Canada Strikes Back: New Tariffs Shake Up U.S. Auto Imports
Mark Carney, the new Canadian Prime Minister, announced a 25% tariff on certain U.S. auto imports, targeting non-compliant vehicles under the USMCA trade agreement. This move is a part of a broader strategy to counter U.S. tariffs on Canadian goods, affecting a wide range of products.

In a bold move on Thursday, Canada's Prime Minister Mark Carney unveiled a strategic countermeasure to the United States' auto tariffs, imposing a decisive 25% import tariff on vehicles that fail to meet USMCA trade deal standards. This initiative marks Carney's first major trade policy since succeeding Justin Trudeau last month.
The U.S., under President Donald Trump, had previously instated steep tariffs beginning March 6, with Canada responding robustly.

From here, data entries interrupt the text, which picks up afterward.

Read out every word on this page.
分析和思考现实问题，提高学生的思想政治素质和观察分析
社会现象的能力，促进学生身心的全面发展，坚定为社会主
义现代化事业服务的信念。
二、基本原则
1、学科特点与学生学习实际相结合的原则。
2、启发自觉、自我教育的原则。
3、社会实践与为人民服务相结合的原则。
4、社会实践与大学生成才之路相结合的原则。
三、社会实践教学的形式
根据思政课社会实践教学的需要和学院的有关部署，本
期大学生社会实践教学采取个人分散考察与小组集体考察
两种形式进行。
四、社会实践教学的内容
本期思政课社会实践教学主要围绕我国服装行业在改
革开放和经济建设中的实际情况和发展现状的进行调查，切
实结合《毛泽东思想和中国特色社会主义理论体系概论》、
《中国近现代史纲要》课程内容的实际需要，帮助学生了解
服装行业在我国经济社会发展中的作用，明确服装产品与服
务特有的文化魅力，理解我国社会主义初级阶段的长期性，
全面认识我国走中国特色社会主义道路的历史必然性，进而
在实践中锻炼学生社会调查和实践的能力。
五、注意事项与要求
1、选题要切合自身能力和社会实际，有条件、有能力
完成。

The targeted Canadian tariffs, estimated to raise around C$8 billion, will essentially benefit auto workers and others impacted by these trade tensions.
In addition to auto tariffs, Canada has launched extensive retaliatory measures against the U.S., covering a wide spectrum of consumer goods and effectively impacting sectors including technology and energy. This ongoing trade conflict has led to significant policy shifts, including Canada's decision to freeze agreements with prominent U.S.-based companies like Tesla, highlighting the gravity of the economic and diplomatic stakes involved.